Le canton de La Brède n'y échappe pas : 11 églises seront ainsi modifiées sur les 14 édifices que comptent les 13 communes. A cause de ses finances trop modestes, Saint-Morillon garde son clocher mur roman (XII° siècle), malgré un projet bien avancé de clocher gothique.

De 1840 à1890, c'est aussi une époque de grande prospérité sous la Monarchie de Juillet et le Second Empire, à son faîte en 1860. On construit des châteaux à la campagne (le château de Grenade à Saint-Selve, par exemple), de grands hôtels particuliers en ville.

L’accroissement du nombre des habitants est remarquable: 22% d'augmentation dans le canton, entre 1817 et 1876, tandis que dans la même période la densité de population augmente de 52% dans les communes de la lande (Saucats et Cabanac).
En Europe, 187 millions d'habitants au début du XIXème siècle, 266 millions en 1850, 480 millions en 1900. Malgré l'ambiance anticléricale durant le dernier quart du XIXème siècle, on constate la reconstruction par milliers d'églises de village.

Donnet, prélat démolisseur ?

Sa conclusion après sa visite de 1844 à 1850 des 563 églises dont il a la charge et dont il a réclamé pour chacune un inventaire, complétant ainsi celui de l'abbé Baurein est sans appel : "On succède à plusieurs siècles de dégradation et d'incurie ! "
Les conseils de fabrique en charge des églises constatent évidemment eux aussi le délabrement des lieux de culte et rêvent de participer à cette évolution.
Son pontificat n'a donc pas été aussi désastreux qu'on l'a dit pour les églises de Gironde !
Certes, en 1825, Montalembert crie " halte aux démolisseurs" et fait éditer " le Vandalisme en France". Mais nous surprend-il vraiment quand il précise qui sont les vandales, qu'il nomme soit des vandales "destructeurs", soit des vandales "réparateurs".
Pour lui, ce sont : le gouvernement, les maires, les conseils municipaux, les conseils de fabrique, les curés...
S'attendait-on vraiment à voir cités les émeutiers d'une folie révolutionnaire bien lointaine ?

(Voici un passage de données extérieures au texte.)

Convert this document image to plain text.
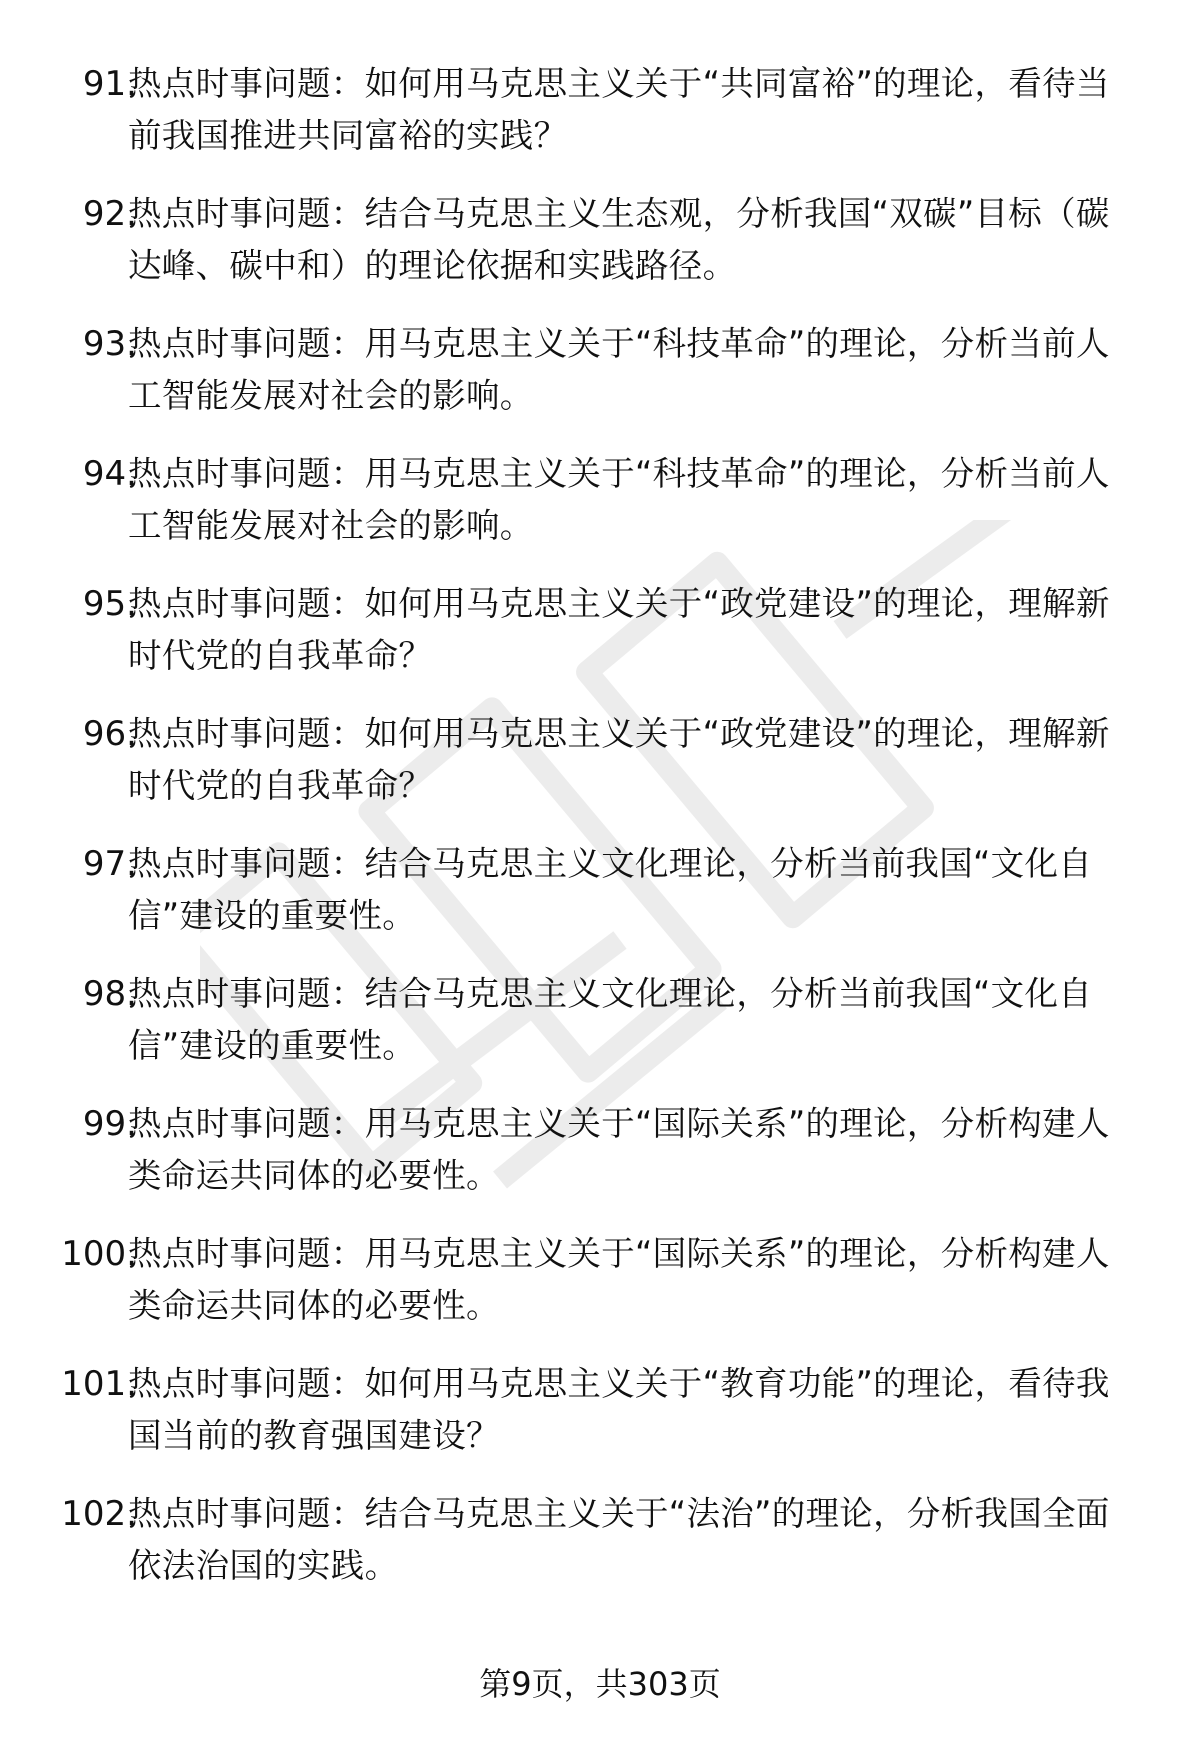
91.
热点时事问题：如何用马克思主义关于“共同富裕”的理论，看待当前我国推进共同富裕的实践？
92.
热点时事问题：结合马克思主义生态观，分析我国“双碳”目标（碳达峰、碳中和）的理论依据和实践路径。
93.
热点时事问题：用马克思主义关于“科技革命”的理论，分析当前人工智能发展对社会的影响。
94.
热点时事问题：用马克思主义关于“科技革命”的理论，分析当前人工智能发展对社会的影响。
95.
热点时事问题：如何用马克思主义关于“政党建设”的理论，理解新时代党的自我革命？
96.
热点时事问题：如何用马克思主义关于“政党建设”的理论，理解新时代党的自我革命？
97.
热点时事问题：结合马克思主义文化理论，分析当前我国“文化自信”建设的重要性。
98.
热点时事问题：结合马克思主义文化理论，分析当前我国“文化自信”建设的重要性。
99.
热点时事问题：用马克思主义关于“国际关系”的理论，分析构建人类命运共同体的必要性。
100.
热点时事问题：用马克思主义关于“国际关系”的理论，分析构建人类命运共同体的必要性。
101.
热点时事问题：如何用马克思主义关于“教育功能”的理论，看待我国当前的教育强国建设？
102.
热点时事问题：结合马克思主义关于“法治”的理论，分析我国全面依法治国的实践。
第9页，共303页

Donnet, prélat bâtisseur ?

On démolit donc beaucoup, mais on réutilise les matériaux tout de suite après pour reconstruire. De très nombreux ouvrages comme celui de Raymond Bordeaux , " Traité de réparation des églises", sont édités. De grands noms d'architectes parviennent jusqu'à nous et ceux ci ne semblent pas avoir été en panne d'inspiration. Les architectes ont pu être appelés des " diables", des « monstruosités » car le changement des architectures avec ces toits pointus est radical.

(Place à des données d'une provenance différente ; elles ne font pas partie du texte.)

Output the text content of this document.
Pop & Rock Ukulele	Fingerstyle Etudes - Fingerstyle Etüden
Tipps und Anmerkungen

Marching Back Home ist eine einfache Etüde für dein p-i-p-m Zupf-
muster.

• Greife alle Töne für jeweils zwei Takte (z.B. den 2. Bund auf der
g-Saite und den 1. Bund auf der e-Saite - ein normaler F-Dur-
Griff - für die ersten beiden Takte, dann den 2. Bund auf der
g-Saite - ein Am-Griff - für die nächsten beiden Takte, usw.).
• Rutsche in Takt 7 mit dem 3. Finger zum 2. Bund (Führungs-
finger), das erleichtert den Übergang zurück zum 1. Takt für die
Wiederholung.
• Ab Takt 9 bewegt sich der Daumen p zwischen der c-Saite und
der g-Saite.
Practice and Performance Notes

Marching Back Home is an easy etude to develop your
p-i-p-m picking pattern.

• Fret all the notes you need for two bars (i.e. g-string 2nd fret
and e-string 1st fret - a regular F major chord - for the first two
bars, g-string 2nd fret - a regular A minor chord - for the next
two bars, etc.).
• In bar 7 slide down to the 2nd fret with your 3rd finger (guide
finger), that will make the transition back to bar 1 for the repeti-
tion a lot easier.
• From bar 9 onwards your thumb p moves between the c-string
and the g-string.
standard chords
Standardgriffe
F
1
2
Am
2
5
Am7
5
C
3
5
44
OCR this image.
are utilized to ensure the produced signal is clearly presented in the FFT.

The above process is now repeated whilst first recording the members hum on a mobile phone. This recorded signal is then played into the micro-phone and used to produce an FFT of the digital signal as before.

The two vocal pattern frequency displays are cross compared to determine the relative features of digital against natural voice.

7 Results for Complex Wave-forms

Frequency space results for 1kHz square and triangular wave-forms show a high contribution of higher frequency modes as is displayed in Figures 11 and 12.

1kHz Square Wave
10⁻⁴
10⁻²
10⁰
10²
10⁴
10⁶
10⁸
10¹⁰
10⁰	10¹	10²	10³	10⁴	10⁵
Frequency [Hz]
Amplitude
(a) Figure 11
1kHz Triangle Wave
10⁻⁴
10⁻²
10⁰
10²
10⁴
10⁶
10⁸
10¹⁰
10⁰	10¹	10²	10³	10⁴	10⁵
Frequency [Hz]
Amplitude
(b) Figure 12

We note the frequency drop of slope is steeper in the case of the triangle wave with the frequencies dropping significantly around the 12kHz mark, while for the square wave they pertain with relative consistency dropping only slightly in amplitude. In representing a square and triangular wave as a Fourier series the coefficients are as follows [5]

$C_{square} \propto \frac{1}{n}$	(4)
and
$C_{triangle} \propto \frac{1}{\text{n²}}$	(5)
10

A Saucats, Ayguemorte-les-Graves, Cabanac-et-Villagrains, on trouve Jean-Jules Mondet (1834-1919). Il aura couvert 21 chantiers au cours de sa vie !
A La Brède, interviennent Léon Drouyn (fils de Léo) et Gustave Alaux.
A Saint-Médard-d'Eyrans, encore Gustave Alaux pour la reconstruction avec clocher pignon agrandi.
A Cadaujac, Saint-Morillon et Léognan, on retrouve Amédée Lasmolle.
A Léognan aussi Jean Baptiste Lafargue, avec les recommandations de Viollet-le-Duc qui cite l’église de Léognan comme un exemple du principe de reconstruction romane. Elle a été presque entièrement reconstruite en 1852 après avoir servi de temple à la déesse Raison pendant la Révolution, qui avait également transformé la sacristie en prison.
A Beautiran, le clocher de 1864 a été choisi de forme ovoïde par l’architecte Gustave Alaux. L’abbé Dufau, curé de Beautiran, écrit au cardinal Donnet que le clocher est terminé: «Tous les connaisseurs des ouvrages d’art lui donnent la préférence sur les clochers voisins».
A Martillac restauration menée par Alaux. Le clocher néogothique a été construit en 1880.


Donnet, inspirateur ?

"La foi s'exprime aussi par la tradition, pas uniquement l'écriture".
"Les églises ne sont pas faites pour l'archéologie, mais pour prier et honorer Dieu"
Concernant les décorations intérieures, le cardinal Donnet tente d'inspirer leur rénovation, les préférant moins voyantes, parle de contresens choquant des peintures vives, de fautes de goût des boiseries (retables aux couleurs trop vives).
Il souhaite aussi moins de clarté, une atmosphère plus sombre propice à la prière. Car le goût de l'époque (1850) marqué par le flamboiement de "La Vie Parisienne", "le Quadrille des Lanciers" ne recule devant aucune exagération...

Donnet, démolisseur ? bâtisseur ? inspirateur de génie ? La polémique, vivace à l'époque, existerait-elle encore aujourd'hui ? à chacun de conclure, en visitant ces monuments.
Car "l'histoire des églises est aussi notre histoire".

Photos de haut en bas:
Saint-Jean-d’Etampes de La Brède
Saint-Maurille de Saint-Morillon
Saint-Martin de Léognan
Saint-Michel de Beautiran.
(Photos SIGM)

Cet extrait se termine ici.